さらに、本発明の方法では、従来エマルジョン水の処理に広く用いられてきた塩化アルミニウムや塩化マグネシウム等のエマルジョンブレーカーを使用しないことから処理水が硬水化せず、本発明の方法により得た処理水は水溶性加工液の希釈液としても十分使用可能となり、水資源保護の観点からも期待できる。
106 前処理槽
108 超音波加振手段
110 油脂分解酵素
111 活性炭
113 油凝固剤
116 活性炭処理槽
Claims (8)
- 含油排水を、油脂分解酵素および活性炭により前処理する前処理ステップと、該前処理を経た含油排水を活性炭により処理する活性炭処理ステップとを含むことを特徴とする含油排水の処理方法。
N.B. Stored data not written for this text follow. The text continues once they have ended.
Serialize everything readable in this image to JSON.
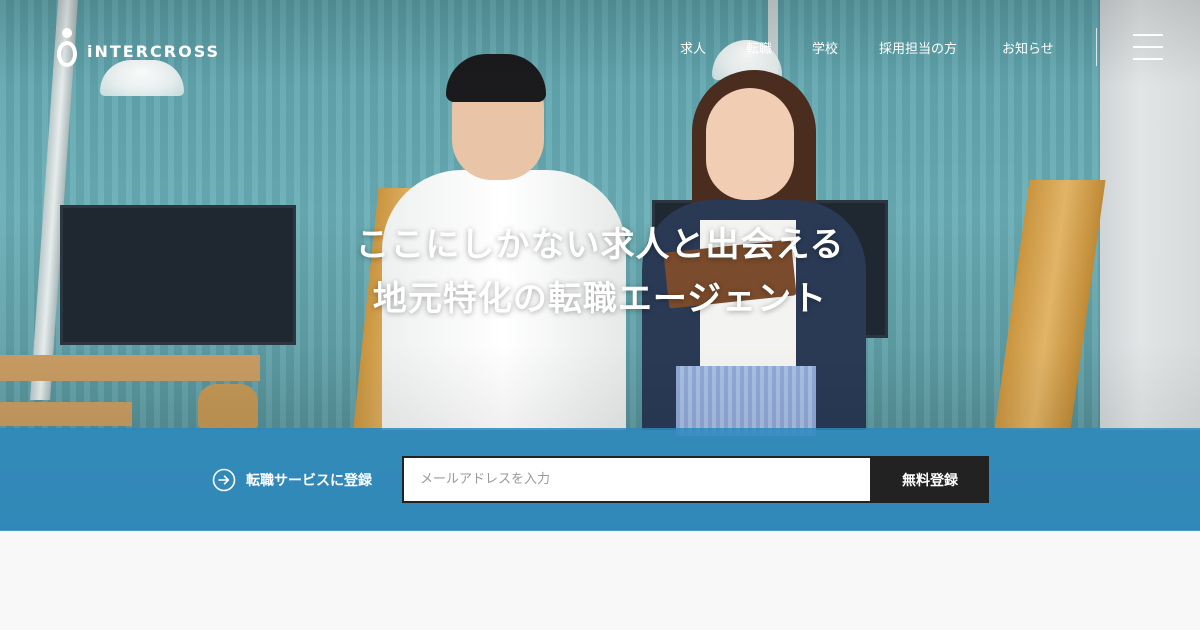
{
  "header": {
    "logo_text": "iNTERCROSS",
    "nav": [
      {
        "label": "求人"
      },
      {
        "label": "転職"
      },
      {
        "label": "学校"
      },
      {
        "label": "採用担当の方"
      },
      {
        "label": "お知らせ"
      }
    ],
    "menu_icon": "hamburger-icon"
  },
  "hero": {
    "headline_line1": "ここにしかない求人と出会える",
    "headline_line2": "地元特化の転職エージェント"
  },
  "register": {
    "label": "転職サービスに登録",
    "label_icon": "arrow-right-circle-icon",
    "email_placeholder": "メールアドレスを入力",
    "email_value": "",
    "submit_label": "無料登録"
  },
  "colors": {
    "band": "#2c88be",
    "button": "#222222",
    "text_on_dark": "#ffffff"
  }
}
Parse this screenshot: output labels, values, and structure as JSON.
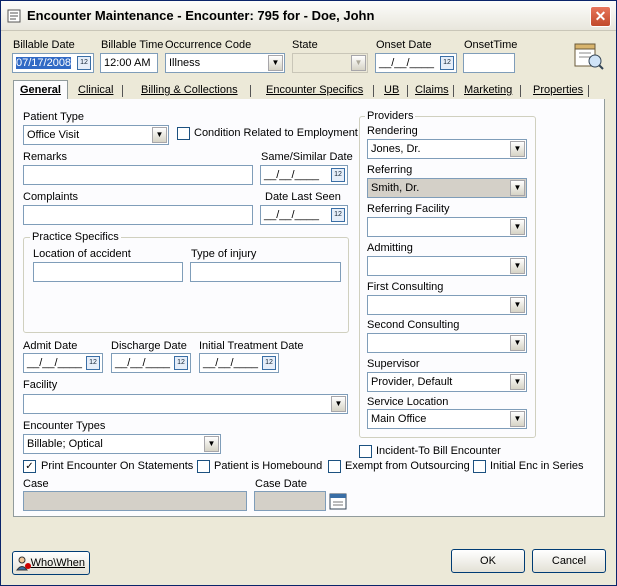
{
  "window": {
    "title": "Encounter Maintenance - Encounter: 795 for - Doe, John",
    "close_glyph": "✕"
  },
  "header": {
    "billable_date_label": "Billable Date",
    "billable_date_value": "07/17/2008",
    "billable_time_label": "Billable Time",
    "billable_time_value": "12:00 AM",
    "occurrence_code_label": "Occurrence Code",
    "occurrence_code_value": "Illness",
    "state_label": "State",
    "state_value": "",
    "onset_date_label": "Onset Date",
    "onset_date_value": "__/__/____",
    "onset_time_label": "OnsetTime",
    "onset_time_value": ""
  },
  "tabs": [
    {
      "label": "General"
    },
    {
      "label": "Clinical"
    },
    {
      "label": "Billing & Collections"
    },
    {
      "label": "Encounter Specifics"
    },
    {
      "label": "UB"
    },
    {
      "label": "Claims"
    },
    {
      "label": "Marketing"
    },
    {
      "label": "Properties"
    }
  ],
  "general": {
    "patient_type_label": "Patient Type",
    "patient_type_value": "Office Visit",
    "condition_related_label": "Condition Related to Employment",
    "remarks_label": "Remarks",
    "remarks_value": "",
    "same_similar_date_label": "Same/Similar Date",
    "same_similar_date_value": "__/__/____",
    "complaints_label": "Complaints",
    "complaints_value": "",
    "date_last_seen_label": "Date Last Seen",
    "date_last_seen_value": "__/__/____",
    "practice_specifics_title": "Practice Specifics",
    "location_of_accident_label": "Location of accident",
    "type_of_injury_label": "Type of injury",
    "admit_date_label": "Admit Date",
    "admit_date_value": "__/__/____",
    "discharge_date_label": "Discharge Date",
    "discharge_date_value": "__/__/____",
    "initial_treatment_date_label": "Initial Treatment Date",
    "initial_treatment_date_value": "__/__/____",
    "facility_label": "Facility",
    "facility_value": "",
    "encounter_types_label": "Encounter Types",
    "encounter_types_value": "Billable; Optical",
    "incident_to_label": "Incident-To Bill Encounter",
    "print_on_statements_label": "Print Encounter On Statements",
    "patient_homebound_label": "Patient is Homebound",
    "exempt_outsourcing_label": "Exempt from Outsourcing",
    "initial_enc_label": "Initial Enc in Series",
    "case_label": "Case",
    "case_value": "",
    "case_date_label": "Case Date",
    "case_date_value": ""
  },
  "providers": {
    "title": "Providers",
    "rendering_label": "Rendering",
    "rendering_value": "Jones, Dr.",
    "referring_label": "Referring",
    "referring_value": "Smith, Dr.",
    "referring_facility_label": "Referring Facility",
    "referring_facility_value": "",
    "admitting_label": "Admitting",
    "admitting_value": "",
    "first_consulting_label": "First Consulting",
    "first_consulting_value": "",
    "second_consulting_label": "Second Consulting",
    "second_consulting_value": "",
    "supervisor_label": "Supervisor",
    "supervisor_value": "Provider, Default",
    "service_location_label": "Service Location",
    "service_location_value": "Main Office"
  },
  "footer": {
    "who_when_label": "Who\\When",
    "ok_label": "OK",
    "cancel_label": "Cancel"
  },
  "glyphs": {
    "dropdown": "▼",
    "calendar": "12",
    "check": "✓"
  }
}
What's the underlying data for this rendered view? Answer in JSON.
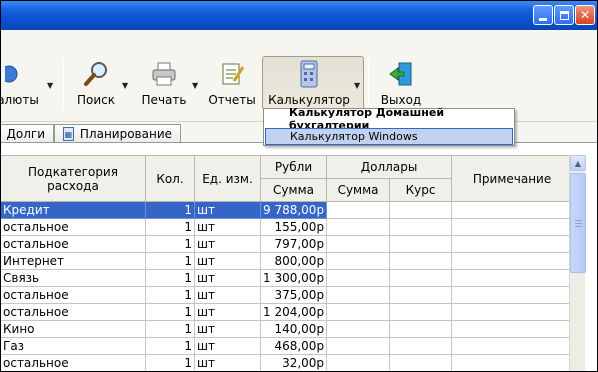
{
  "toolbar": {
    "currency_label": "алюты",
    "search_label": "Поиск",
    "print_label": "Печать",
    "reports_label": "Отчеты",
    "calculator_label": "Калькулятор",
    "exit_label": "Выход"
  },
  "calc_menu": {
    "items": [
      {
        "label": "Калькулятор Домашней бухгалтерии"
      },
      {
        "label": "Калькулятор Windows"
      }
    ]
  },
  "tabs": [
    {
      "label": "Долги"
    },
    {
      "label": "Планирование"
    }
  ],
  "table": {
    "headers": {
      "subcategory": "Подкатегория расхода",
      "qty": "Кол.",
      "unit": "Ед. изм.",
      "rubles": "Рубли",
      "rub_sum": "Сумма",
      "dollars": "Доллары",
      "usd_sum": "Сумма",
      "rate": "Курс",
      "note": "Примечание"
    },
    "rows": [
      {
        "subcategory": "Кредит",
        "qty": "1",
        "unit": "шт",
        "rub_sum": "9 788,00р",
        "selected": true
      },
      {
        "subcategory": "остальное",
        "qty": "1",
        "unit": "шт",
        "rub_sum": "155,00р"
      },
      {
        "subcategory": "остальное",
        "qty": "1",
        "unit": "шт",
        "rub_sum": "797,00р"
      },
      {
        "subcategory": "Интернет",
        "qty": "1",
        "unit": "шт",
        "rub_sum": "800,00р"
      },
      {
        "subcategory": "Связь",
        "qty": "1",
        "unit": "шт",
        "rub_sum": "1 300,00р"
      },
      {
        "subcategory": "остальное",
        "qty": "1",
        "unit": "шт",
        "rub_sum": "375,00р"
      },
      {
        "subcategory": "остальное",
        "qty": "1",
        "unit": "шт",
        "rub_sum": "1 204,00р"
      },
      {
        "subcategory": "Кино",
        "qty": "1",
        "unit": "шт",
        "rub_sum": "140,00р"
      },
      {
        "subcategory": "Газ",
        "qty": "1",
        "unit": "шт",
        "rub_sum": "468,00р"
      },
      {
        "subcategory": "остальное",
        "qty": "1",
        "unit": "шт",
        "rub_sum": "32,00р"
      }
    ]
  },
  "colors": {
    "selection": "#3465c7",
    "titlebar": "#0a4fd0"
  }
}
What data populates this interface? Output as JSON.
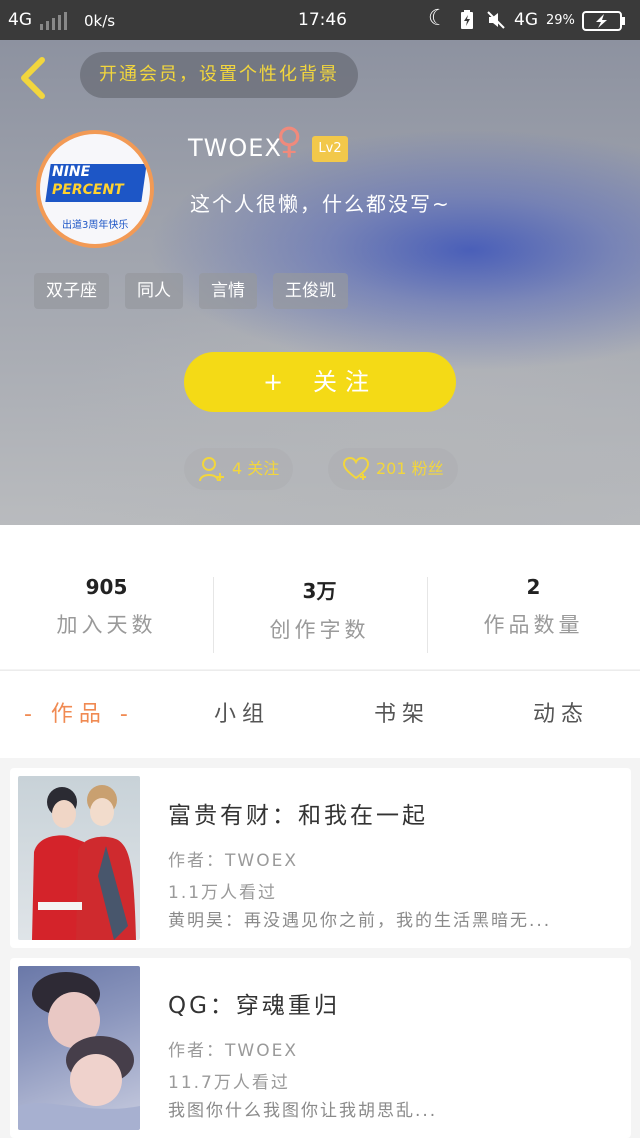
{
  "status_bar": {
    "network_left": "4G",
    "speed": "0k/s",
    "time": "17:46",
    "network_right": "4G",
    "battery": "29%"
  },
  "header": {
    "vip_banner": "开通会员，设置个性化背景",
    "username": "TWOEX",
    "gender_symbol": "♀",
    "level": "Lv2",
    "bio": "这个人很懒，什么都没写~",
    "tags": [
      "双子座",
      "同人",
      "言情",
      "王俊凯"
    ],
    "follow_button": "关注",
    "follow_button_plus": "+",
    "following_label": "4 关注",
    "fans_label": "201 粉丝",
    "avatar_text": {
      "line1": "NINE",
      "line2": "PERCENT",
      "line3": "出道3周年快乐"
    }
  },
  "stats": [
    {
      "value": "905",
      "label": "加入天数"
    },
    {
      "value": "3万",
      "label": "创作字数"
    },
    {
      "value": "2",
      "label": "作品数量"
    }
  ],
  "tabs": [
    {
      "label": "- 作品 -",
      "active": true
    },
    {
      "label": "小组",
      "active": false
    },
    {
      "label": "书架",
      "active": false
    },
    {
      "label": "动态",
      "active": false
    }
  ],
  "works": [
    {
      "title": "富贵有财：和我在一起",
      "author": "作者：TWOEX",
      "views": "1.1万人看过",
      "excerpt": "黄明昊：再没遇见你之前，我的生活黑暗无..."
    },
    {
      "title": "QG：穿魂重归",
      "author": "作者：TWOEX",
      "views": "11.7万人看过",
      "excerpt": "我图你什么我图你让我胡思乱..."
    }
  ],
  "colors": {
    "accent_yellow": "#f4da16",
    "tab_active": "#f08a52",
    "status_bar_bg": "#3a3a3a"
  }
}
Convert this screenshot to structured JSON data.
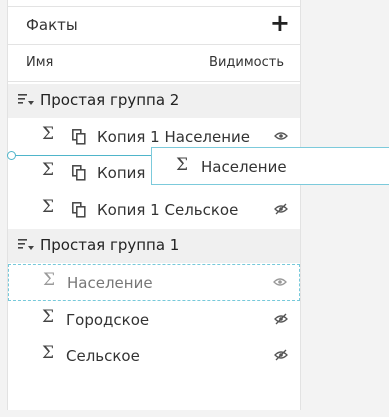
{
  "panel": {
    "title": "Факты",
    "add_label": "+",
    "columns": {
      "name": "Имя",
      "visibility": "Видимость"
    }
  },
  "groups": [
    {
      "label": "Простая группа 2",
      "items": [
        {
          "label": "Копия 1 Население",
          "visible": true
        },
        {
          "label": "Копия 1 Городское",
          "visible": true
        },
        {
          "label": "Копия 1 Сельское",
          "visible": false
        }
      ]
    },
    {
      "label": "Простая группа 1",
      "items": [
        {
          "label": "Население",
          "visible": true,
          "placeholder": true
        },
        {
          "label": "Городское",
          "visible": false
        },
        {
          "label": "Сельское",
          "visible": false
        }
      ]
    }
  ],
  "drag_item": {
    "label": "Население"
  },
  "icons": {
    "sigma": "Σ",
    "group": "group-sort-icon",
    "copy": "copy-icon",
    "eye": "eye-icon",
    "eye_hidden": "eye-slash-icon"
  },
  "colors": {
    "accent": "#4fb5ca",
    "group_bg": "#f0f0f0"
  }
}
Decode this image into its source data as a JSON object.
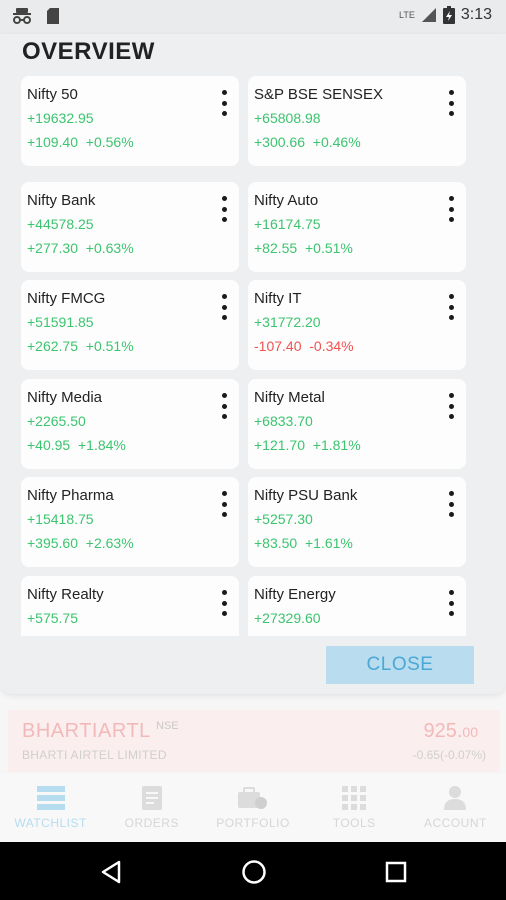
{
  "status_bar": {
    "time": "3:13",
    "network": "LTE"
  },
  "overview": {
    "title": "OVERVIEW",
    "cards": [
      {
        "name": "Nifty 50",
        "value": "+19632.95",
        "change": "+109.40",
        "pct": "+0.56%",
        "negative": false
      },
      {
        "name": "S&P BSE SENSEX",
        "value": "+65808.98",
        "change": "+300.66",
        "pct": "+0.46%",
        "negative": false
      },
      {
        "name": "Nifty Bank",
        "value": "+44578.25",
        "change": "+277.30",
        "pct": "+0.63%",
        "negative": false
      },
      {
        "name": "Nifty Auto",
        "value": "+16174.75",
        "change": "+82.55",
        "pct": "+0.51%",
        "negative": false
      },
      {
        "name": "Nifty FMCG",
        "value": "+51591.85",
        "change": "+262.75",
        "pct": "+0.51%",
        "negative": false
      },
      {
        "name": "Nifty IT",
        "value": "+31772.20",
        "change": "-107.40",
        "pct": "-0.34%",
        "negative": true
      },
      {
        "name": "Nifty Media",
        "value": "+2265.50",
        "change": "+40.95",
        "pct": "+1.84%",
        "negative": false
      },
      {
        "name": "Nifty Metal",
        "value": "+6833.70",
        "change": "+121.70",
        "pct": "+1.81%",
        "negative": false
      },
      {
        "name": "Nifty Pharma",
        "value": "+15418.75",
        "change": "+395.60",
        "pct": "+2.63%",
        "negative": false
      },
      {
        "name": "Nifty PSU Bank",
        "value": "+5257.30",
        "change": "+83.50",
        "pct": "+1.61%",
        "negative": false
      },
      {
        "name": "Nifty Realty",
        "value": "+575.75",
        "change": "",
        "pct": "",
        "negative": false
      },
      {
        "name": "Nifty Energy",
        "value": "+27329.60",
        "change": "",
        "pct": "",
        "negative": false
      }
    ],
    "close_label": "CLOSE"
  },
  "stock": {
    "symbol": "BHARTIARTL",
    "exchange": "NSE",
    "name": "BHARTI AIRTEL LIMITED",
    "price_main": "925.",
    "price_dec": "00",
    "change": "-0.65(-0.07%)"
  },
  "nav": [
    {
      "label": "WATCHLIST",
      "icon": "watchlist-icon",
      "active": true
    },
    {
      "label": "ORDERS",
      "icon": "orders-icon",
      "active": false
    },
    {
      "label": "PORTFOLIO",
      "icon": "portfolio-icon",
      "active": false
    },
    {
      "label": "TOOLS",
      "icon": "tools-icon",
      "active": false
    },
    {
      "label": "ACCOUNT",
      "icon": "account-icon",
      "active": false
    }
  ],
  "colors": {
    "positive": "#3cc46f",
    "negative": "#ef5350",
    "accent": "#4ba8d6"
  }
}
の処理方法。 - 前処理ステップを超音波加振条件下に行う請求項1記載の含油排水の処理方法。
- 該前処理を経た含油排水を油凝固剤により処理して含油排水中の油剤の少なくとも一部を凝固させて除去する油剤除去処理ステップを含む請求項1または2記載の含油排水の処理方法。
- 含油排水を油脂分解酵素および活性炭で処理する前処理槽と、該前処理された含油排水を活性炭により処理する活性炭処理槽とを組み合わせてなることを特徴とする含油排水の処理装置。
- 該前処理槽による処理を経た含油排水を油凝固剤により処理して油排水中の油剤の少なくとも一部を凝固させて除去する油剤除去処理槽を、前処理槽と活性炭処理槽との間に組み合わせてなる請求項4記載の含油排水の処理装置。
- 前処理槽に、超音波加振手段を設けた請求項4または5記載の含油排水の処理装置。
- 油脂分解酵素および活性炭を有効成分として含有することを特徴とする含油排水処理用添加剤。
- さらに、油凝固剤を含有する請求項7記載の含油排水添加剤。